Part II – Pros and Cons
Great, so now we not only have access to a trove of data but also have a multitude of ways in which to infer value from this data. This brings us to the question of the relative merits and demerits of each model. A quick check is marked below –
Part III – Models in the market and how these are likely to evolve
The market today largely relies primarily on Last Click attribution models since these are easier to get alignment on across stakeholders. Needless to say however these leave a significant amount of value on the table for most businesses since the budget allocation decisions are likely to be skewed in favor of events/channels which work in the final stages of the customer journey. Quick explanation for the uninitiated –
Let’s say, a customer goes through 4 stages as part of a purchase funnel – Awareness, Intent, Decision, and Action.
Awareness – Customer is made aware of the offering
Intent – The customer feels the need to acquire the offering
Decision – The customer evaluates alternatives and makes a decision
Action – The customer actually takes the necessary action (to acquire the offering/product)
Different channels have different strengths and perform differently in each stage of the funnel. For e.g. Display might work great in the first phase of the funnel (awareness) but might not fare as well in the final stages. On the other hand, email and search would perform significantly better in the final stages (Decision, Action) once the customer has been made aware of the offering.
To place emphasis entirely on the last step of the funnel (Action) would be equal to saying that the Goal-Scorer is the single most important person in a Soccer Team! Read an article that takes on this question.

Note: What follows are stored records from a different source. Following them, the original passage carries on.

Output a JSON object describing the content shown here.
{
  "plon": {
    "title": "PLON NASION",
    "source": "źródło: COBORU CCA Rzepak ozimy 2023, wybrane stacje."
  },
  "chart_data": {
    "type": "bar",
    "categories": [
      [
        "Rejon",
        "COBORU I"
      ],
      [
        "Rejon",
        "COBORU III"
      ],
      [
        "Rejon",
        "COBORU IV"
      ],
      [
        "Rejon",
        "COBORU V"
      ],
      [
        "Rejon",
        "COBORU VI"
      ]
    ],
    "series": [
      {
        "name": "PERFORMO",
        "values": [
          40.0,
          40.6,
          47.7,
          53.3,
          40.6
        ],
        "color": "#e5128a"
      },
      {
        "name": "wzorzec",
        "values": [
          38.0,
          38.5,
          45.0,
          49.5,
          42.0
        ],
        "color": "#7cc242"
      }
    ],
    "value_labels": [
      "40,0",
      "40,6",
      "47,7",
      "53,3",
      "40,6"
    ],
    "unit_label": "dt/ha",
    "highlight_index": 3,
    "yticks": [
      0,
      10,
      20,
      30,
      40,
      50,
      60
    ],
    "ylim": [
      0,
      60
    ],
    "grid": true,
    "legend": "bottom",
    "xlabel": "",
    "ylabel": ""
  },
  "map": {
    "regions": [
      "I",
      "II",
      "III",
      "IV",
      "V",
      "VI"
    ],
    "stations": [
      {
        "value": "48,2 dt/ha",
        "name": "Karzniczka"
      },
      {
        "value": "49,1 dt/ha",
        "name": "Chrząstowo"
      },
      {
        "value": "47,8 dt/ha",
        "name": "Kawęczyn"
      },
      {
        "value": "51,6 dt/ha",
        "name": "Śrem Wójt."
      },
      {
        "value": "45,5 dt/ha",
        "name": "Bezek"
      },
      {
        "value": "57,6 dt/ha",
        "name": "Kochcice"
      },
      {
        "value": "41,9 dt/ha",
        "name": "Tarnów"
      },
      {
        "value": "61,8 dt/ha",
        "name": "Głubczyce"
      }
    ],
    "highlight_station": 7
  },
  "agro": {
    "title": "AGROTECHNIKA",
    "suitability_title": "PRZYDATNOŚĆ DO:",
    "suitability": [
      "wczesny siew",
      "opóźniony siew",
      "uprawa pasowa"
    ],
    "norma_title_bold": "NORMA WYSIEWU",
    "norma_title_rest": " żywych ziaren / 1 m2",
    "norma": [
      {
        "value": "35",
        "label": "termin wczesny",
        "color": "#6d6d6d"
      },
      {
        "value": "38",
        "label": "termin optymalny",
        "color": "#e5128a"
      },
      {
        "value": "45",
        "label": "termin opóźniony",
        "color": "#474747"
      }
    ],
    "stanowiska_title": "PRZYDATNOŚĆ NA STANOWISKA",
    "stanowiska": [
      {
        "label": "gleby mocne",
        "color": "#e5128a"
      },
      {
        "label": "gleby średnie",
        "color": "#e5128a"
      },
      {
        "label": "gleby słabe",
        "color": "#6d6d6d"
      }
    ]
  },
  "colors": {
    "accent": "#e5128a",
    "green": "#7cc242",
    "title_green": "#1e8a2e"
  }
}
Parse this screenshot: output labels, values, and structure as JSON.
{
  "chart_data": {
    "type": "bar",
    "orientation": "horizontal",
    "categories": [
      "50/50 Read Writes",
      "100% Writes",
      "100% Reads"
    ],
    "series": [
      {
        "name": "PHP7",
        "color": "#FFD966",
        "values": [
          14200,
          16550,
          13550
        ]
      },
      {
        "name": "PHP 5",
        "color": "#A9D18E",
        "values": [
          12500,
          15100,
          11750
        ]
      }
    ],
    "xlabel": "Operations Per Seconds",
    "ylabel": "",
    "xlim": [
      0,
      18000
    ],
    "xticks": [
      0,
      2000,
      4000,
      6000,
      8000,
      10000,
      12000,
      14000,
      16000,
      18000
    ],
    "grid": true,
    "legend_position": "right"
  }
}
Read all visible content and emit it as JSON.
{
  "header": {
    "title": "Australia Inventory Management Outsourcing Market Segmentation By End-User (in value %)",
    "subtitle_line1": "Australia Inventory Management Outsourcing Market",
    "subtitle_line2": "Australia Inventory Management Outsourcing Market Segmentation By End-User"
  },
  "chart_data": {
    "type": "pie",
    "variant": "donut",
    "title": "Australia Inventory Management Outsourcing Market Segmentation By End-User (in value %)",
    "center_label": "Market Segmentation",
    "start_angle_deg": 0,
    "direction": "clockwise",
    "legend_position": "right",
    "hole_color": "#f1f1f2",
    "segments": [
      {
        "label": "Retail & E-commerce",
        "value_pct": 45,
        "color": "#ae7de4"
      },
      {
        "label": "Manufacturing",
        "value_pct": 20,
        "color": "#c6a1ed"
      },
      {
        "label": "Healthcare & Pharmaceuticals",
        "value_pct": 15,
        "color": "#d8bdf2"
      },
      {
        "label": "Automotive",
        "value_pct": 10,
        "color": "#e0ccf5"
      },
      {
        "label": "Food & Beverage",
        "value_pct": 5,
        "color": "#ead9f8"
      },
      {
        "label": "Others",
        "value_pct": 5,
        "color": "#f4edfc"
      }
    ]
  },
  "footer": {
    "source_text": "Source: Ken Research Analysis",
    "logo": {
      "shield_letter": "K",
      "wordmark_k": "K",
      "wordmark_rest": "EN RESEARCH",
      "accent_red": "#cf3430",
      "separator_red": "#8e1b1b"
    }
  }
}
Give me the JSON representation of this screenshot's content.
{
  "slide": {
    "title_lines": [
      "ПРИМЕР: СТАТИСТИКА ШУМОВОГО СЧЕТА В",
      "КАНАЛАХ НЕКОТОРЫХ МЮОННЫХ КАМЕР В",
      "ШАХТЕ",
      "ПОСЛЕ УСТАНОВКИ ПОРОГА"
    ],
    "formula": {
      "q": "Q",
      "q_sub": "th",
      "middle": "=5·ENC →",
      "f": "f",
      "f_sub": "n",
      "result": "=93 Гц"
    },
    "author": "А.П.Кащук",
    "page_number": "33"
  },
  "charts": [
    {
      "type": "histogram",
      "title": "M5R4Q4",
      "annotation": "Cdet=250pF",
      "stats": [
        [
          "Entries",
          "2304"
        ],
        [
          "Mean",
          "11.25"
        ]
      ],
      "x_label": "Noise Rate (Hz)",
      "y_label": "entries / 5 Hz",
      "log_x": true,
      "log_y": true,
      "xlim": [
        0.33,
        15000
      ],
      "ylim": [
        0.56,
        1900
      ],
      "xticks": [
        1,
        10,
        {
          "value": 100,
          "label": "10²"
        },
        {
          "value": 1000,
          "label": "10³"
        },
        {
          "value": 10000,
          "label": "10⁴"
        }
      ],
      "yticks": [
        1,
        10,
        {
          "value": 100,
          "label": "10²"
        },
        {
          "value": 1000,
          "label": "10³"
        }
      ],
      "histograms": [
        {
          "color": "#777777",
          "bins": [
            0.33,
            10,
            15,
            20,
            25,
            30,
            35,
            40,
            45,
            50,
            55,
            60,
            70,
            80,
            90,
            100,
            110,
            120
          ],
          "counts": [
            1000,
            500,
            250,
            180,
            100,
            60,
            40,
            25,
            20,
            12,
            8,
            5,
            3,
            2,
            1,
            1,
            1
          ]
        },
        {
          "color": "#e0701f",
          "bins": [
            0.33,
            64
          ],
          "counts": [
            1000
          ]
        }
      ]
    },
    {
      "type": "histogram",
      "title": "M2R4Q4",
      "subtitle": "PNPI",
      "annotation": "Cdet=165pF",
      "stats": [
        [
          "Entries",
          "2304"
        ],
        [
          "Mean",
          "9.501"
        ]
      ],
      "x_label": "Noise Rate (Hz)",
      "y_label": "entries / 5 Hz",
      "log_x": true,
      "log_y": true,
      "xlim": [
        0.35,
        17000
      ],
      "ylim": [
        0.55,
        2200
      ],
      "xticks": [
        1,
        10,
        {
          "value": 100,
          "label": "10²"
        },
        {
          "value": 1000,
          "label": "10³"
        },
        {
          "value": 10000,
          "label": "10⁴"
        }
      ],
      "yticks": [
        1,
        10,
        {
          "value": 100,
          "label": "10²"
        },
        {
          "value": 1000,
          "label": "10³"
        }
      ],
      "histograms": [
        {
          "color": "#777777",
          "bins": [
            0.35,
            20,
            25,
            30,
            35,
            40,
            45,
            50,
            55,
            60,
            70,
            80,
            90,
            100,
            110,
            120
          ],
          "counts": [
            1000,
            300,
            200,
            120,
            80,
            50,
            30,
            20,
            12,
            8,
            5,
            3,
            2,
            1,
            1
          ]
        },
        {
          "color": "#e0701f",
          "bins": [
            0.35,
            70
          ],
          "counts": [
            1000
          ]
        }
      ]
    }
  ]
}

While we are seeing the emergence of position based models, these leave a lot to be desired since weight choices are arbitrary to a large extent. Also, the models do not factor in cross-channel effects. For instance, reports from studies by the Atlas institute[“Where can you find your customer”] have shown that users who are exposed to both Displays and Search convert 22% better than users exposed to Search only. However, this channel-specific behavior is hard to incorporate into fractional models.
Algorithmic models offer to simplify a number of the issues that are associated with their more primitive modelling counterparts, but have 2 broad areas that need to be addressed before they can really take wing –
1) Statistics related know-how within organizations – Unless organizations are in a position to understand and challenge the approach used and results that are generated by Algorithmic attribution, there will be little buy-in.
2) Ecosystem-related constraints – Some of these models rely on using clickstream data. Still, others rely on impression level information being available in order to credit an outcome to a channel/event. The ecosystem today is not transparent enough to always be able to provide this data resulting in data gaps which would be difficult to fill.
To summarize – While there is a lot of data available and there are approaches which allow for us to interpret this data, there are a number of subjective decisions which will influence how a marketer optimizes his spends. These choices form the competitive edge because a marketer who understands how best to use the budgets and channels at his disposal is likely to be the one who outlasts his competition.